Samsung Electronics Co. declined to a four-month low in Seoul, while equity gauges in Poland and India decreased at least 0.7 percent. Russian equities rebounded and the ruble pared losses after state news wire RIA Novosti reported that the country is ready to mediate between Ukraine and rebels, citing Security Council head Nikolai Patrushev.

The MSCI Emerging Markets Index lost 0.4 percent to 1,046.55, taking the retreat this week to 1.3 percent. U.S. military aircraft conducted an airstrike on militant artillery in Iraq, Pentagon spokesman Admiral John Kirby said on Twitter.

“Geopolitics is weighing on the market, making investors more cautious,” Neil Shearing, the chief emerging-markets economist at Capital Economics, said by phone from London.

The index of developing stocks has advanced 4.4 percent this year and trades at 10.9 times 12-month projected earnings, data compiled by Bloomberg show. The MSCI World Index has gained 1.7 percent in the period and is valued at a multiple of 14.6.

Obama said yesterday he authorized the airstrikes as he dispatched planes to drop food and water for trapped civilians. The yield on Iraqi debt maturing in January 2028 climbed seven basis points to 7.48 percent, the highest since March.

Brazil, Russia

The Ibovespa fell 1.1 percent. Oil producer Petroleo Brasileiro SA declined 4.2 percent, leading a drop in Brazilian state-controlled companies as an Ibope poll showed that voter support for Rousseff held at 38 percent from last month.
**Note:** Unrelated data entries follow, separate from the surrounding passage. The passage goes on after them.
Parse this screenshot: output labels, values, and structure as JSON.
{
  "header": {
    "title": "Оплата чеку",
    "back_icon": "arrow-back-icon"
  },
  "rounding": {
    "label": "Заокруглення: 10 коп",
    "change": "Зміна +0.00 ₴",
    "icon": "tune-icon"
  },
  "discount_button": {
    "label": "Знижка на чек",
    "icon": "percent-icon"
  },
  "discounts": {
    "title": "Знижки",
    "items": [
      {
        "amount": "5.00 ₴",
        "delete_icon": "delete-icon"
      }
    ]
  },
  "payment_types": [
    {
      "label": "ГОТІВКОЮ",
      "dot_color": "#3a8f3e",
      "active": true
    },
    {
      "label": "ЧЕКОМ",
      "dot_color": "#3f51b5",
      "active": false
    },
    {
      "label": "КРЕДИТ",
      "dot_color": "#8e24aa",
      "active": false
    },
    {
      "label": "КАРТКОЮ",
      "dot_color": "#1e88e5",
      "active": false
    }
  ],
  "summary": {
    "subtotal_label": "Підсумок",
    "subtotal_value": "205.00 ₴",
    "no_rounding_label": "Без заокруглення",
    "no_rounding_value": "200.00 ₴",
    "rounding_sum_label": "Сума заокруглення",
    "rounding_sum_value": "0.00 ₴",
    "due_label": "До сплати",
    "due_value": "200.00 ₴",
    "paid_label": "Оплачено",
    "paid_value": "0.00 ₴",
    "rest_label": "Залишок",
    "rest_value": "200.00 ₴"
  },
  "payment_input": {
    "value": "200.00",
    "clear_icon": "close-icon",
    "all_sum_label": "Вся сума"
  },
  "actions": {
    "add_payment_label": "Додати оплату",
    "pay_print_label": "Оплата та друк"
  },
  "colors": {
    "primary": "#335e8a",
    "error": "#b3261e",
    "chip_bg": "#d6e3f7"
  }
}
The Micex Index jumped 1.1 percent, halting a three-day drop. The benchmark gauge has fallen 2.3 percent this month, pushing valuations to a three-month low, as Russia retaliated against U.S and European sanctions by banning some food imports.

Ukraine’s UX Index added 0.1 percent, trimming this week’s losses to 3.9 percent.

“The market is really tired of receiving one negative news item after another, and so is on the lookout for something positive,” Ivan Tchakarov, an economist at Citigroup Inc. in Moscow, said by e-mail.

Poland’s benchmark WIG30 Index fell 0.7 percent. Shares in the Czech Republic slipped 0.1 percent, paring a 1.3 percent decrease. Turkey’s main equity index added 0.5 percent.

Eight of 10 industry groups in the developing-nation gauge fell, led by technology and industrial companies. Samsung, the world’s largest smartphone maker, slumped 3.1 percent in Seoul.

The premium investors demand to own emerging-market debt over U.S. Treasuries fell one basis point to 295, JPMorgan Chase & Co. indexes show.

The Shanghai Composite Index added 0.3 percent, reversing earlier declines, while a gauge of mainland-traded shares in Hong Kong pared losses after China posted a record trade surplus in July as export growth unexpectedly accelerated.